The prevalence of overactive bladder (OAB) is known to increase with advancing age . Antimuscarinics are considered first-line pharmacological treatment for OAB symptoms . Fesoterodine is a non-selective antimuscarinic agent that is approved for once daily oral administration at 4-mg and 8-mg doses for the treatment of OAB symptoms [3–5]. Fesoterodine is not detectable in plasma after oral administration , which reflects a rapid and extensive conversion to 5-hydroxymethyl tolterodine (5-HMT) by non-specific esterases . 5-HMT exhibits linear pharmacokinetics (PK) across a wide range of fesoterodine doses (4–28 mg), with maximum plasma concentrations achieved approximately 5 h after administration of fesoterodine . The elimination of 5-HMT is mediated by multiple pathways, including renal excretion and metabolism to form inactive metabolites via cytochrome P450 (CYP) isozymes, CYP3A4 and CYP2D6 [8, 9].
Because the prevalence of OAB increases with age , many individuals receiving fesoterodine for OAB will also be receiving medication for concomitant, non-OAB-related conditions. Controlled clinical trials are needed to assess the effects of fesoterodine on the PK and pharmacodynamic (PD) profiles of drugs commonly co-administered in the older individuals. Warfarin is a widely used anticoagulant administered to patients with atrial fibrillation as a prophylaxis against thrombosis . Warfarin is approved for administration as a 50:50 racemic mixture of two active enantiomers, S-warfarin and R-warfarin . Warfarin has a narrow therapeutic index and its anticoagulant response can be affected by drug interactions that interfere with its absorption or metabolic clearance . S-warfarin, the more pharmacologically active enantiomer, is primarily metabolized by CYP2C9, while the less active R-warfarin enantiomer is largely metabolized by CYP3A4 and CYP1A2 . Drug–drug interactions with warfarin are common with potentially harmful consequences; competitive inhibition of S-warfarin metabolism enhances anticoagulation effects, whereas agents that enhance rates of warfarin metabolism diminish anticoagulation effects .
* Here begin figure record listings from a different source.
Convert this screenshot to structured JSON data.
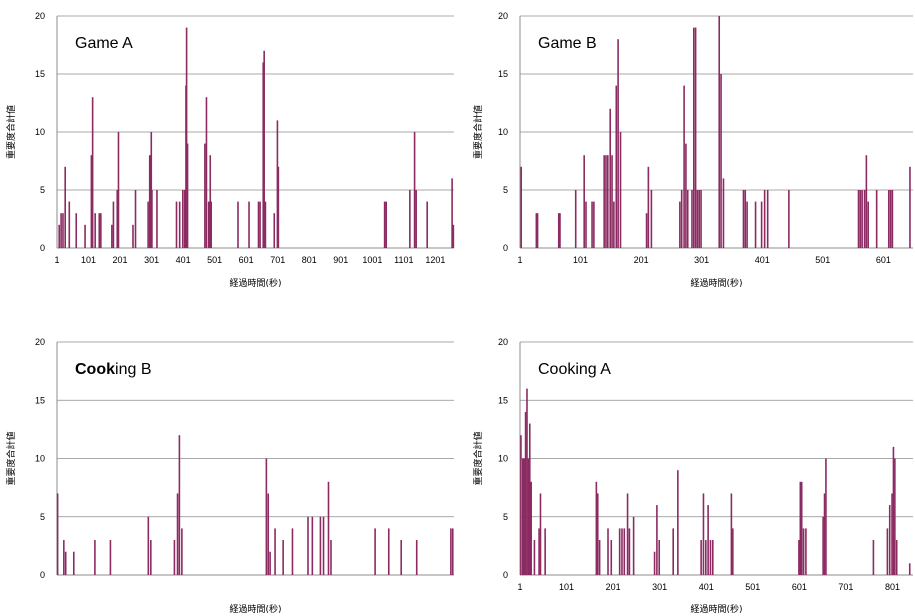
{
  "chart_data": [
    {
      "type": "bar",
      "title": "Game A",
      "xlabel": "経過時間(秒)",
      "ylabel": "重要度合計値",
      "xlim": [
        1,
        1260
      ],
      "ylim": [
        0,
        20
      ],
      "yticks": [
        "0",
        "5",
        "10",
        "15",
        "20"
      ],
      "xticks": [
        {
          "value": 1,
          "label": "1"
        },
        {
          "value": 101,
          "label": "101"
        },
        {
          "value": 201,
          "label": "201"
        },
        {
          "value": 301,
          "label": "301"
        },
        {
          "value": 401,
          "label": "401"
        },
        {
          "value": 501,
          "label": "501"
        },
        {
          "value": 601,
          "label": "601"
        },
        {
          "value": 701,
          "label": "701"
        },
        {
          "value": 801,
          "label": "801"
        },
        {
          "value": 901,
          "label": "901"
        },
        {
          "value": 1001,
          "label": "1001"
        },
        {
          "value": 1101,
          "label": "1101"
        },
        {
          "value": 1201,
          "label": "1201"
        }
      ],
      "grid": true,
      "color": "#8b2b62",
      "bars": [
        {
          "x": 8,
          "y": 2
        },
        {
          "x": 14,
          "y": 3
        },
        {
          "x": 20,
          "y": 3
        },
        {
          "x": 27,
          "y": 7
        },
        {
          "x": 40,
          "y": 4
        },
        {
          "x": 62,
          "y": 3
        },
        {
          "x": 90,
          "y": 2
        },
        {
          "x": 110,
          "y": 8
        },
        {
          "x": 114,
          "y": 13
        },
        {
          "x": 122,
          "y": 3
        },
        {
          "x": 135,
          "y": 3
        },
        {
          "x": 140,
          "y": 3
        },
        {
          "x": 175,
          "y": 2
        },
        {
          "x": 180,
          "y": 4
        },
        {
          "x": 192,
          "y": 5
        },
        {
          "x": 196,
          "y": 10
        },
        {
          "x": 242,
          "y": 2
        },
        {
          "x": 250,
          "y": 5
        },
        {
          "x": 290,
          "y": 4
        },
        {
          "x": 295,
          "y": 8
        },
        {
          "x": 300,
          "y": 10
        },
        {
          "x": 302,
          "y": 5
        },
        {
          "x": 318,
          "y": 5
        },
        {
          "x": 380,
          "y": 4
        },
        {
          "x": 390,
          "y": 4
        },
        {
          "x": 400,
          "y": 5
        },
        {
          "x": 406,
          "y": 5
        },
        {
          "x": 410,
          "y": 14
        },
        {
          "x": 412,
          "y": 19
        },
        {
          "x": 415,
          "y": 9
        },
        {
          "x": 470,
          "y": 9
        },
        {
          "x": 475,
          "y": 13
        },
        {
          "x": 482,
          "y": 4
        },
        {
          "x": 487,
          "y": 8
        },
        {
          "x": 490,
          "y": 4
        },
        {
          "x": 575,
          "y": 4
        },
        {
          "x": 610,
          "y": 4
        },
        {
          "x": 640,
          "y": 4
        },
        {
          "x": 645,
          "y": 4
        },
        {
          "x": 655,
          "y": 16
        },
        {
          "x": 658,
          "y": 17
        },
        {
          "x": 662,
          "y": 4
        },
        {
          "x": 690,
          "y": 3
        },
        {
          "x": 700,
          "y": 11
        },
        {
          "x": 703,
          "y": 7
        },
        {
          "x": 1040,
          "y": 4
        },
        {
          "x": 1045,
          "y": 4
        },
        {
          "x": 1120,
          "y": 5
        },
        {
          "x": 1135,
          "y": 10
        },
        {
          "x": 1140,
          "y": 5
        },
        {
          "x": 1175,
          "y": 4
        },
        {
          "x": 1254,
          "y": 6
        },
        {
          "x": 1258,
          "y": 2
        }
      ]
    },
    {
      "type": "bar",
      "title": "Game B",
      "xlabel": "経過時間(秒)",
      "ylabel": "重要度合計値",
      "xlim": [
        1,
        650
      ],
      "ylim": [
        0,
        20
      ],
      "yticks": [
        "0",
        "5",
        "10",
        "15",
        "20"
      ],
      "xticks": [
        {
          "value": 1,
          "label": "1"
        },
        {
          "value": 101,
          "label": "101"
        },
        {
          "value": 201,
          "label": "201"
        },
        {
          "value": 301,
          "label": "301"
        },
        {
          "value": 401,
          "label": "401"
        },
        {
          "value": 501,
          "label": "501"
        },
        {
          "value": 601,
          "label": "601"
        }
      ],
      "grid": true,
      "color": "#8b2b62",
      "bars": [
        {
          "x": 3,
          "y": 7
        },
        {
          "x": 28,
          "y": 3
        },
        {
          "x": 30,
          "y": 3
        },
        {
          "x": 65,
          "y": 3
        },
        {
          "x": 67,
          "y": 3
        },
        {
          "x": 93,
          "y": 5
        },
        {
          "x": 107,
          "y": 8
        },
        {
          "x": 110,
          "y": 4
        },
        {
          "x": 120,
          "y": 4
        },
        {
          "x": 123,
          "y": 4
        },
        {
          "x": 140,
          "y": 8
        },
        {
          "x": 143,
          "y": 8
        },
        {
          "x": 146,
          "y": 8
        },
        {
          "x": 150,
          "y": 12
        },
        {
          "x": 153,
          "y": 8
        },
        {
          "x": 156,
          "y": 4
        },
        {
          "x": 160,
          "y": 14
        },
        {
          "x": 163,
          "y": 18
        },
        {
          "x": 167,
          "y": 10
        },
        {
          "x": 210,
          "y": 3
        },
        {
          "x": 213,
          "y": 7
        },
        {
          "x": 218,
          "y": 5
        },
        {
          "x": 265,
          "y": 4
        },
        {
          "x": 268,
          "y": 5
        },
        {
          "x": 272,
          "y": 14
        },
        {
          "x": 275,
          "y": 9
        },
        {
          "x": 278,
          "y": 5
        },
        {
          "x": 285,
          "y": 5
        },
        {
          "x": 288,
          "y": 19
        },
        {
          "x": 291,
          "y": 19
        },
        {
          "x": 294,
          "y": 5
        },
        {
          "x": 297,
          "y": 5
        },
        {
          "x": 300,
          "y": 5
        },
        {
          "x": 330,
          "y": 20
        },
        {
          "x": 333,
          "y": 15
        },
        {
          "x": 337,
          "y": 6
        },
        {
          "x": 370,
          "y": 5
        },
        {
          "x": 373,
          "y": 5
        },
        {
          "x": 376,
          "y": 4
        },
        {
          "x": 390,
          "y": 4
        },
        {
          "x": 400,
          "y": 4
        },
        {
          "x": 405,
          "y": 5
        },
        {
          "x": 410,
          "y": 5
        },
        {
          "x": 445,
          "y": 5
        },
        {
          "x": 560,
          "y": 5
        },
        {
          "x": 563,
          "y": 5
        },
        {
          "x": 566,
          "y": 5
        },
        {
          "x": 570,
          "y": 5
        },
        {
          "x": 573,
          "y": 8
        },
        {
          "x": 576,
          "y": 4
        },
        {
          "x": 590,
          "y": 5
        },
        {
          "x": 610,
          "y": 5
        },
        {
          "x": 613,
          "y": 5
        },
        {
          "x": 616,
          "y": 5
        },
        {
          "x": 645,
          "y": 7
        }
      ]
    },
    {
      "type": "bar",
      "title_parts": [
        {
          "text": "Coo",
          "bold": true
        },
        {
          "text": "k",
          "bold": true
        },
        {
          "text": "ing B",
          "bold": false
        }
      ],
      "xlabel": "経過時間(秒)",
      "ylabel": "重要度合計値",
      "xlim": [
        1,
        640
      ],
      "ylim": [
        0,
        20
      ],
      "yticks": [
        "0",
        "5",
        "10",
        "15",
        "20"
      ],
      "xticks": [],
      "grid": true,
      "color": "#8b2b62",
      "bars": [
        {
          "x": 2,
          "y": 7
        },
        {
          "x": 12,
          "y": 3
        },
        {
          "x": 15,
          "y": 2
        },
        {
          "x": 28,
          "y": 2
        },
        {
          "x": 62,
          "y": 3
        },
        {
          "x": 87,
          "y": 3
        },
        {
          "x": 148,
          "y": 5
        },
        {
          "x": 152,
          "y": 3
        },
        {
          "x": 190,
          "y": 3
        },
        {
          "x": 195,
          "y": 7
        },
        {
          "x": 198,
          "y": 12
        },
        {
          "x": 202,
          "y": 4
        },
        {
          "x": 338,
          "y": 10
        },
        {
          "x": 341,
          "y": 7
        },
        {
          "x": 344,
          "y": 2
        },
        {
          "x": 352,
          "y": 4
        },
        {
          "x": 365,
          "y": 3
        },
        {
          "x": 380,
          "y": 4
        },
        {
          "x": 405,
          "y": 5
        },
        {
          "x": 412,
          "y": 5
        },
        {
          "x": 425,
          "y": 5
        },
        {
          "x": 430,
          "y": 5
        },
        {
          "x": 438,
          "y": 8
        },
        {
          "x": 442,
          "y": 3
        },
        {
          "x": 513,
          "y": 4
        },
        {
          "x": 535,
          "y": 4
        },
        {
          "x": 555,
          "y": 3
        },
        {
          "x": 580,
          "y": 3
        },
        {
          "x": 635,
          "y": 4
        },
        {
          "x": 638,
          "y": 4
        }
      ]
    },
    {
      "type": "bar",
      "title": "Cooking A",
      "xlabel": "経過時間(秒)",
      "ylabel": "重要度合計値",
      "xlim": [
        1,
        845
      ],
      "ylim": [
        0,
        20
      ],
      "yticks": [
        "0",
        "5",
        "10",
        "15",
        "20"
      ],
      "xticks": [
        {
          "value": 1,
          "label": "1"
        },
        {
          "value": 101,
          "label": "101"
        },
        {
          "value": 201,
          "label": "201"
        },
        {
          "value": 301,
          "label": "301"
        },
        {
          "value": 401,
          "label": "401"
        },
        {
          "value": 501,
          "label": "501"
        },
        {
          "value": 601,
          "label": "601"
        },
        {
          "value": 701,
          "label": "701"
        },
        {
          "value": 801,
          "label": "801"
        }
      ],
      "grid": true,
      "color": "#8b2b62",
      "bars": [
        {
          "x": 3,
          "y": 12
        },
        {
          "x": 7,
          "y": 10
        },
        {
          "x": 10,
          "y": 10
        },
        {
          "x": 13,
          "y": 14
        },
        {
          "x": 16,
          "y": 16
        },
        {
          "x": 19,
          "y": 10
        },
        {
          "x": 22,
          "y": 13
        },
        {
          "x": 25,
          "y": 8
        },
        {
          "x": 32,
          "y": 3
        },
        {
          "x": 42,
          "y": 4
        },
        {
          "x": 45,
          "y": 7
        },
        {
          "x": 55,
          "y": 4
        },
        {
          "x": 165,
          "y": 8
        },
        {
          "x": 168,
          "y": 7
        },
        {
          "x": 172,
          "y": 3
        },
        {
          "x": 190,
          "y": 4
        },
        {
          "x": 197,
          "y": 3
        },
        {
          "x": 215,
          "y": 4
        },
        {
          "x": 220,
          "y": 4
        },
        {
          "x": 225,
          "y": 4
        },
        {
          "x": 232,
          "y": 7
        },
        {
          "x": 236,
          "y": 4
        },
        {
          "x": 245,
          "y": 5
        },
        {
          "x": 290,
          "y": 2
        },
        {
          "x": 295,
          "y": 6
        },
        {
          "x": 300,
          "y": 3
        },
        {
          "x": 330,
          "y": 4
        },
        {
          "x": 340,
          "y": 9
        },
        {
          "x": 390,
          "y": 3
        },
        {
          "x": 395,
          "y": 7
        },
        {
          "x": 400,
          "y": 3
        },
        {
          "x": 405,
          "y": 6
        },
        {
          "x": 410,
          "y": 3
        },
        {
          "x": 415,
          "y": 3
        },
        {
          "x": 455,
          "y": 7
        },
        {
          "x": 458,
          "y": 4
        },
        {
          "x": 600,
          "y": 3
        },
        {
          "x": 603,
          "y": 8
        },
        {
          "x": 606,
          "y": 8
        },
        {
          "x": 610,
          "y": 4
        },
        {
          "x": 615,
          "y": 4
        },
        {
          "x": 652,
          "y": 5
        },
        {
          "x": 655,
          "y": 7
        },
        {
          "x": 658,
          "y": 10
        },
        {
          "x": 760,
          "y": 3
        },
        {
          "x": 790,
          "y": 4
        },
        {
          "x": 795,
          "y": 6
        },
        {
          "x": 800,
          "y": 7
        },
        {
          "x": 803,
          "y": 11
        },
        {
          "x": 806,
          "y": 10
        },
        {
          "x": 810,
          "y": 3
        },
        {
          "x": 838,
          "y": 1
        }
      ]
    }
  ]
}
Preclinical in vitro studies suggest that fesoterodine or 5-HMT are not likely to affect warfarin metabolism [3, 4]. Because of the narrow therapeutic index of warfarin, this clinical study was conducted to confirm the preclinical results that suggested the lack of an effect of fesoterodine or 5-HMT on CYP3A4, 1A2 and 2C9, the enzymes responsible for the metabolism of R- and S-warfarin. In warfarin drug interaction studies, warfarin is administered as a single large dose (e.g. 25 mg) in the absence or presence of steady-state treatment of the drug that has potential to interact with warfarin; the use of a higher single dose of warfarin allows greater potential to detect an interaction as well as reduces the exposure of healthy volunteers to a prolonged period of anticoagulation. In some published studies, the interaction of a drug with warfarin has been assessed by administration of a single lower (10–15 mg) oral dose of warfarin [13, 14]. A 7% decrease in S-warfarin AUC could be demonstrated after a single 10-mg dose of warfarin. However, this study did not show a PD effect on prothrombin time (PT) . Therefore, the lower therapeutic doses of warfarin, administered as single doses, may not be sufficient to demonstrate a PD interaction in a genetically heterogenous population. Consequently, a single 25-mg dose of warfarin was chosen to evaluate the effects of fesoterodine on the PK and PD of warfarin. The specific aims of this study were to determine (i) the PK of R- and S-warfarin, (ii) the PD (anticoagulant activity) and (iii) safety and tolerability in healthy subjects when a single supratherapeutic (25 mg) dose of warfarin is administered alone or concomitantly with fesoterodine 8 mg once daily at steady state.